The IAB Tech Lab on Thursday began fleshing out its plan to change the way ad companies track consumers online.
In the world envisioned by the IAB Tech Lab, ad companies would move from a system that relies on cookies to one that relies on “identifiers” provided by browser developers.
The IAB Tech Lab and self-regulatory group Network Advertising Initiative say in a new 13-page proposal that a single identifier would speed up the web by “supplanting thousands of proprietary cookie-based identifiers and 'trackers,'” while also giving consumers long-lasting privacy controls.
“A standardized user token in browser environments would eliminate the need for 'cookie syncing' across 1000s of proprietary cookies, a process that noticeably impacts consumer experience via increased page load times, and introduces 100s of third parties onto sites where they do not need to be present,” the groups write. “This standardized token would not need to log or store any data itself outside of consumer preference signals, and would be designed solely as a persistent mechanism to store, communicate, and adhere to consumer preferences.”

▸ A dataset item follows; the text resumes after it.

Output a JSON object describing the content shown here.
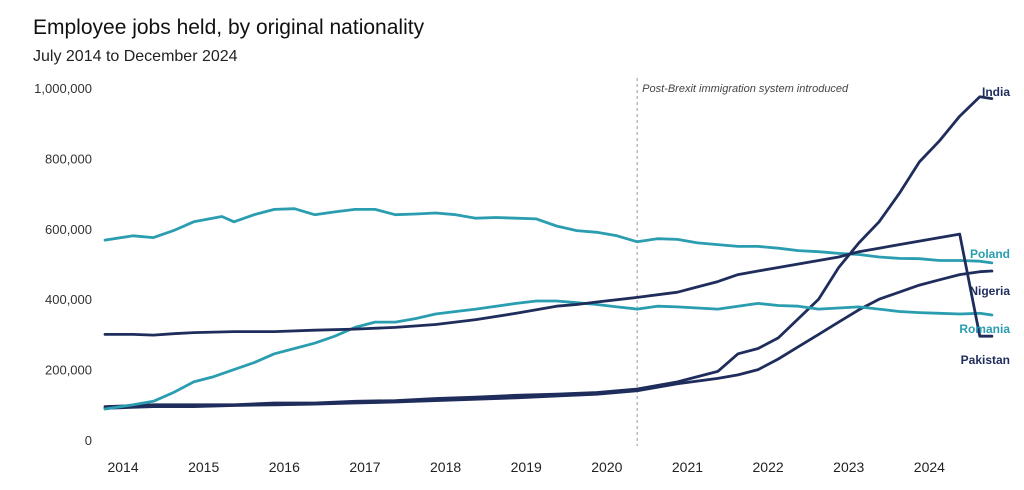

The groups acknowledge that this plan will only work if the major browser developers -- including Mozilla and Apple -- agree to create identifiers.
At this point, it seems unlikely those companies would do so, particularly given their recent moves to thwart tracking. This summer, Mozilla's Firefox began automatically blocking tracking cookies that follow people from site to site, and Google said its Chrome browser will soon allow consumers to automatically block those kinds of cookies.
Apple's Safari has long blocked tracking cookies by default. The company reportedly has already indicated that it isn't interested in the IAB Tech Lab's proposal.
It's worth noting that browser manufacturers already developed a mechanism for consumers to protect their privacy preferences -- do-not-track headers. Those headers allowed people to communicate that they didn't want ad-tech companies to follow them around the web.
The ad industry self-regulatory group Digital Advertising Alliance initially said it would require members to honor the headers, but later reversed course.
Before the ad industry abandoned the do-not-track effort, it participated in contentious talks with privacy advocates, computer scientists and academics about how to interpret the signals. The industry was never able to agree with watchdogs about basic privacy principles -- including what type of data could be collected from people who turned on a do-not-track signal.
The ad industry's current self-regulatory standards say companies should stop serving targeted ads to consumers who opt out. But the industry's codes don't generally give consumers control over whether their web-browsing data is collected.
At this point, it's not known what privacy options the IAB Tech Lab and NAI envision for consumers. The groups float some potential requirements -- including giving consumers the ability to control whether data can be used for “measurement or personalized advertising” -- but say they are putting off discussion of those issues for now.
Questions about consumers' privacy rights “are too important to consider without additional perspective (outside our industry) at the table,” the groups write.